George Gordon Byron

LIFE (1788 - 1824)
Byron became a Lord at the age of ten. He was educated at Harrow, a public school for sons of upper classes, and attended Trinity College Cambridge. In 1809 he travelled across Europe from Portugal to Athens and the Near East. His European journey inspired the first two cantos of his long poem Childe Harold’s Pilgrimage. When they were published in 1812, Byron became a celebrity overnight. In 1815 he married Anne Isabella Milbauke, largely for financial reasons, but his violent conduct made the marriage unbearable. Lady Byron demanded a separation from her husband. There was a great scandal, Byron was ostracized by London society. He left England in 1816 and spent the rest of his life abroad. At first he settled in Switzerland, near Percy e Mary Shelley. Then he went to Italy where he lived above all in Venice. In 1819 he settled in Ravenna where he took part in the Carbonari movement conspiracy against the Austrians. Then Byron lent his support to the cause of the Greek liberation from Turkish oppression. In 1823 he left for Greece but in 1824 he died in Missolonghi.


ACHIEVEMENT
Byron’s literary production consists of lyrics, narrative verse, satirical verse. His best-known works are:
Hours of Idleness, a collection of short poems on the theme of love;
Oriental tales, which includes The Giaour, The Corsair, Lara. These tales are all set in Oriental countries and all based on the same plot – love, separation, death and revenge;
Manfred, the best verse drama, partly autobiographical in the portrait of Manfred as a modern Faustian hero;
Childe Harold’s Pilgrimage, in four cantos;
Don Juan, a humorous poem, full of wit and brilliance. On the pretext of telling the story of Don Juan’s love adventures, Byron attacks the false respectability and social codes current in England at the time.
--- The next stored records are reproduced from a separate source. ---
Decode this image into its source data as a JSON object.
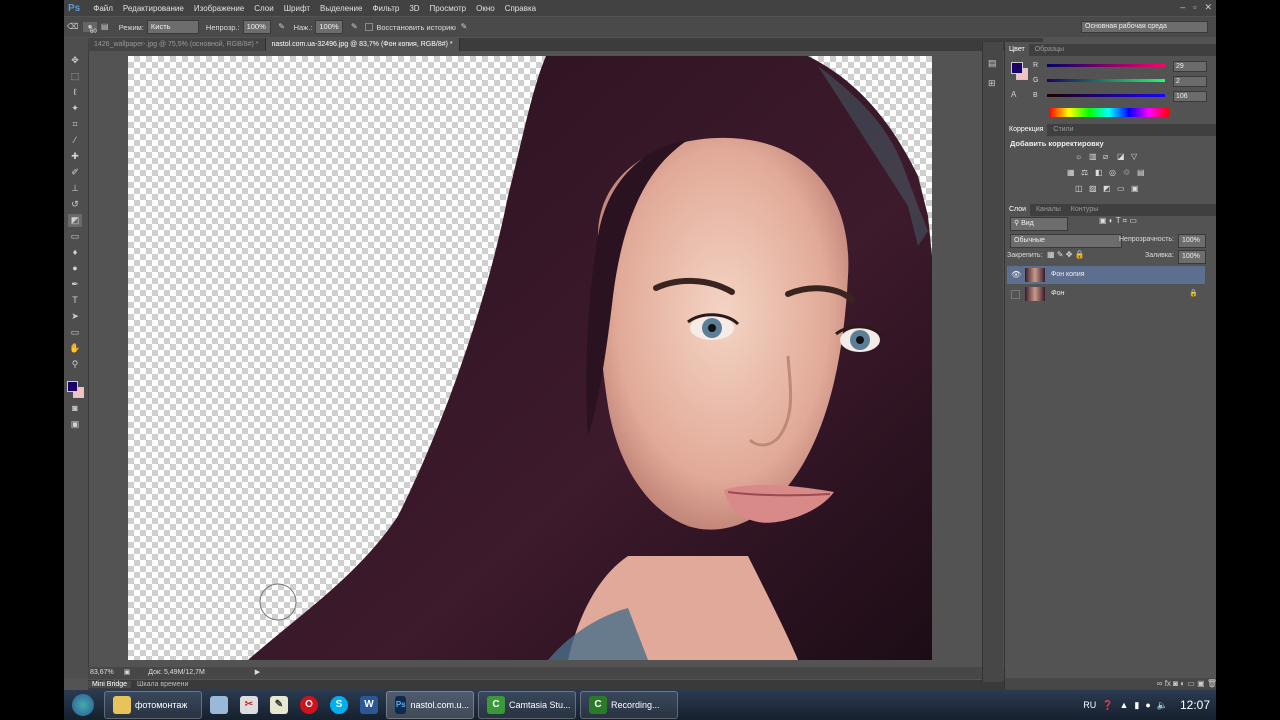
{
  "app": {
    "logo": "Ps"
  },
  "menu": [
    "Файл",
    "Редактирование",
    "Изображение",
    "Слои",
    "Шрифт",
    "Выделение",
    "Фильтр",
    "3D",
    "Просмотр",
    "Окно",
    "Справка"
  ],
  "options": {
    "brush_size": "60",
    "mode_label": "Режим:",
    "mode_value": "Кисть",
    "opacity_label": "Непрозр.:",
    "opacity_value": "100%",
    "flow_label": "Наж.:",
    "flow_value": "100%",
    "history_label": "Восстановить историю",
    "workspace": "Основная рабочая среда"
  },
  "tabs": [
    {
      "label": "1426_wallpaper-.jpg @ 75,5% (основной, RGB/8#) *",
      "active": false
    },
    {
      "label": "nastol.com.ua-32496.jpg @ 83,7% (Фон копия, RGB/8#) *",
      "active": true
    }
  ],
  "status": {
    "zoom": "83,67%",
    "doc": "Док: 5,49M/12,7M"
  },
  "bottom_tabs": [
    "Mini Bridge",
    "Шкала времени"
  ],
  "color_panel": {
    "tabs": [
      "Цвет",
      "Образцы"
    ],
    "r_label": "R",
    "g_label": "G",
    "b_label": "B",
    "r": "29",
    "g": "2",
    "b": "106",
    "fg_color": "#1d026a",
    "bg_color": "#f2c4c4"
  },
  "adjust_panel": {
    "tabs": [
      "Коррекция",
      "Стили"
    ],
    "title": "Добавить корректировку"
  },
  "layers_panel": {
    "tabs": [
      "Слои",
      "Каналы",
      "Контуры"
    ],
    "filter": "Вид",
    "blend": "Обычные",
    "opacity_label": "Непрозрачность:",
    "opacity": "100%",
    "lock_label": "Закрепить:",
    "fill_label": "Заливка:",
    "fill": "100%",
    "layers": [
      {
        "name": "Фон копия",
        "selected": true
      },
      {
        "name": "Фон",
        "selected": false
      }
    ]
  },
  "taskbar": {
    "items": [
      {
        "label": "фотомонтаж",
        "icon": "folder-icon"
      },
      {
        "label": "",
        "icon": "notepad-icon"
      },
      {
        "label": "",
        "icon": "paint-icon"
      },
      {
        "label": "",
        "icon": "notes-icon"
      },
      {
        "label": "",
        "icon": "opera-icon"
      },
      {
        "label": "",
        "icon": "skype-icon"
      },
      {
        "label": "",
        "icon": "word-icon"
      },
      {
        "label": "nastol.com.u...",
        "icon": "photoshop-icon"
      },
      {
        "label": "Camtasia Stu...",
        "icon": "camtasia-icon"
      },
      {
        "label": "Recording...",
        "icon": "recording-icon"
      }
    ],
    "lang": "RU",
    "time": "12:07"
  }
}
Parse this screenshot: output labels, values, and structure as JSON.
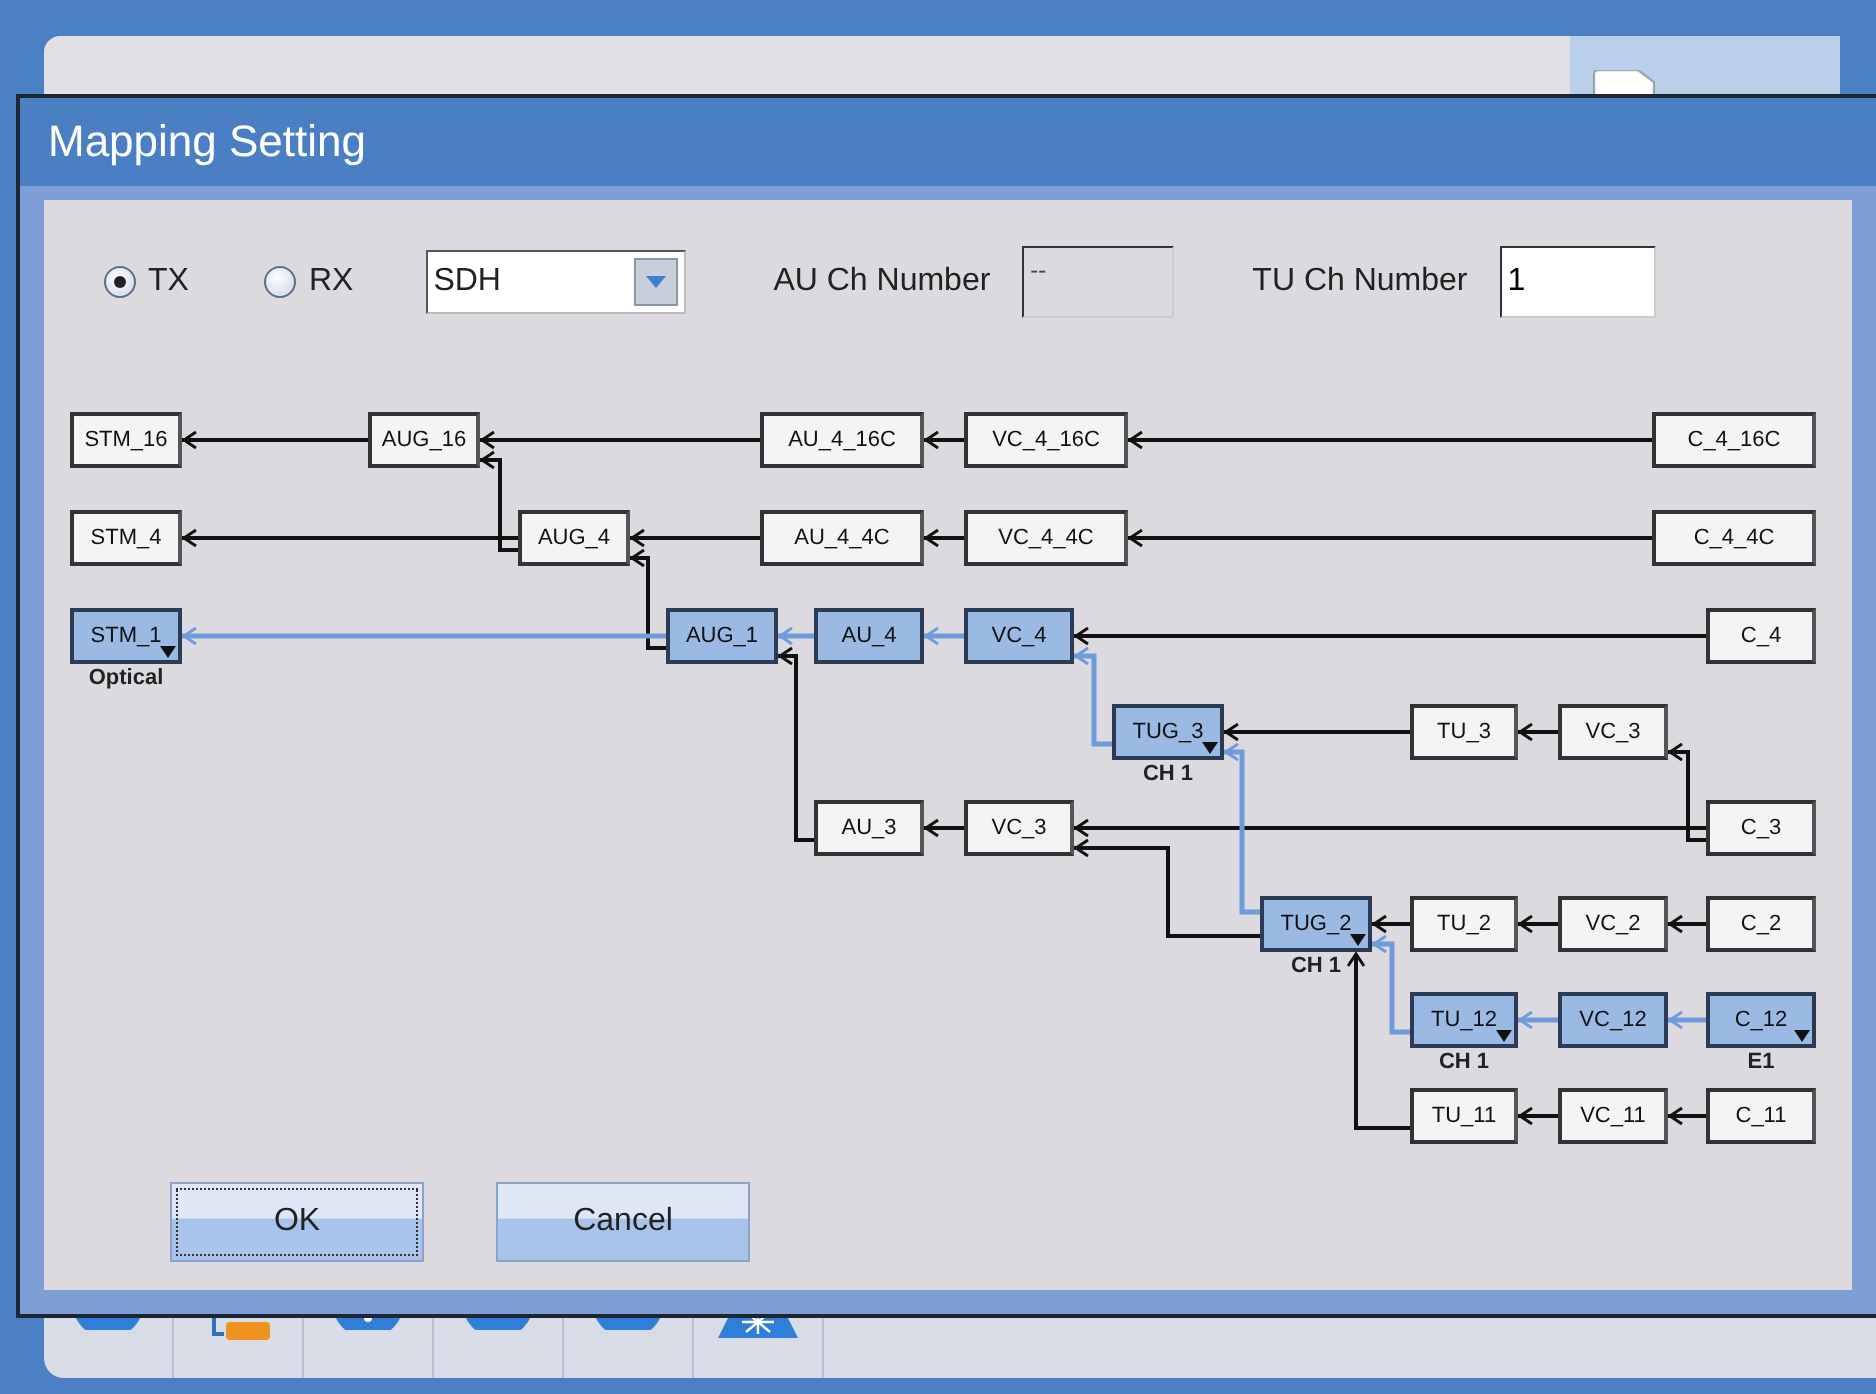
{
  "window": {
    "title": "Mapping Setting"
  },
  "direction": [
    {
      "label": "TX",
      "selected": true
    },
    {
      "label": "RX",
      "selected": false
    }
  ],
  "mode_select": {
    "value": "SDH"
  },
  "au_ch_number": {
    "label": "AU Ch Number",
    "value": "--",
    "disabled": true
  },
  "tu_ch_number": {
    "label": "TU Ch Number",
    "value": "1",
    "disabled": false
  },
  "diagram": {
    "nodes": [
      {
        "label": "STM_16",
        "selected": false,
        "dropdown": false
      },
      {
        "label": "AUG_16",
        "selected": false,
        "dropdown": false
      },
      {
        "label": "AU_4_16C",
        "selected": false,
        "dropdown": false
      },
      {
        "label": "VC_4_16C",
        "selected": false,
        "dropdown": false
      },
      {
        "label": "C_4_16C",
        "selected": false,
        "dropdown": false
      },
      {
        "label": "STM_4",
        "selected": false,
        "dropdown": false
      },
      {
        "label": "AUG_4",
        "selected": false,
        "dropdown": false
      },
      {
        "label": "AU_4_4C",
        "selected": false,
        "dropdown": false
      },
      {
        "label": "VC_4_4C",
        "selected": false,
        "dropdown": false
      },
      {
        "label": "C_4_4C",
        "selected": false,
        "dropdown": false
      },
      {
        "label": "STM_1",
        "selected": true,
        "dropdown": true,
        "caption": "Optical"
      },
      {
        "label": "AUG_1",
        "selected": true,
        "dropdown": false
      },
      {
        "label": "AU_4",
        "selected": true,
        "dropdown": false
      },
      {
        "label": "VC_4",
        "selected": true,
        "dropdown": false
      },
      {
        "label": "C_4",
        "selected": false,
        "dropdown": false
      },
      {
        "label": "TUG_3",
        "selected": true,
        "dropdown": true,
        "caption": "CH 1"
      },
      {
        "label": "TU_3",
        "selected": false,
        "dropdown": false
      },
      {
        "label": "VC_3",
        "selected": false,
        "dropdown": false
      },
      {
        "label": "AU_3",
        "selected": false,
        "dropdown": false
      },
      {
        "label": "VC_3",
        "selected": false,
        "dropdown": false
      },
      {
        "label": "C_3",
        "selected": false,
        "dropdown": false
      },
      {
        "label": "TUG_2",
        "selected": true,
        "dropdown": true,
        "caption": "CH 1"
      },
      {
        "label": "TU_2",
        "selected": false,
        "dropdown": false
      },
      {
        "label": "VC_2",
        "selected": false,
        "dropdown": false
      },
      {
        "label": "C_2",
        "selected": false,
        "dropdown": false
      },
      {
        "label": "TU_12",
        "selected": true,
        "dropdown": true,
        "caption": "CH 1"
      },
      {
        "label": "VC_12",
        "selected": true,
        "dropdown": false
      },
      {
        "label": "C_12",
        "selected": true,
        "dropdown": true,
        "caption": "E1"
      },
      {
        "label": "TU_11",
        "selected": false,
        "dropdown": false
      },
      {
        "label": "VC_11",
        "selected": false,
        "dropdown": false
      },
      {
        "label": "C_11",
        "selected": false,
        "dropdown": false
      }
    ],
    "links": [
      {
        "active": false
      },
      {
        "active": false
      },
      {
        "active": false
      },
      {
        "active": false
      },
      {
        "active": false
      },
      {
        "active": false
      },
      {
        "active": false
      },
      {
        "active": false
      },
      {
        "active": false
      },
      {
        "active": false
      },
      {
        "active": true
      },
      {
        "active": true
      },
      {
        "active": true
      },
      {
        "active": false
      },
      {
        "active": true
      },
      {
        "active": false
      },
      {
        "active": false
      },
      {
        "active": false
      },
      {
        "active": false
      },
      {
        "active": false
      },
      {
        "active": false
      },
      {
        "active": false
      },
      {
        "active": true
      },
      {
        "active": false
      },
      {
        "active": false
      },
      {
        "active": false
      },
      {
        "active": true
      },
      {
        "active": true
      },
      {
        "active": true
      },
      {
        "active": false
      },
      {
        "active": false
      },
      {
        "active": false
      }
    ]
  },
  "buttons": [
    {
      "label": "OK",
      "focused": true
    },
    {
      "label": "Cancel",
      "focused": false
    }
  ]
}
Byron can be regarded as a romantic in:
• his life: he was an aristocratic and handsome, he was a prolific, successful poet, but, in his opinion, misunderstood;
• his worship of liberty and his rebellion against any form of oppression;
• his titanism, i.e. the exaggeration of all wild passions and emotion;
• his Satanism, i.e. his admiration for the fallen rebel;
• his individualism, he almost always intrudes his own poetry;
• his melancholy, which led him to believe in his predestination to a life of sin and sorrow;
• his interest in history;
• his nationalism, which led him to join first the Carbonari in Italy and then the Greeks against the Turks;
• his appreciation of nature;
• his taste for exoticism and Gothicism;
• his realization of the so-called Byronic hero, the best example of which can be found in Lara one of his Oriental Tales.

Byronic Hero

In his portrait of Lara, Byron also gave a portrait of himself. He was, in fact, the model for all his “heroes” or, alternatively, he perhaps modeled his image on that of his ideal “hero”, a character type descended from Milton’s Satan: a violent and mysterious man, dark and brooding, who often, in his past life, has had guilty secrets, but is endowed with great courage and finally redeemed by his passion for a woman. He sometimes echoes Shakespeare’s great tragic heroes; but while the Shakespearean hero is punished for what he has done, the Byronic hero is crushed by blind fate and feels himself the victim of a will beyond his control. Like Milton’s Satan, however, he still maintains a dignity and an indomitable pride of his own, which makes him great even in his defeat.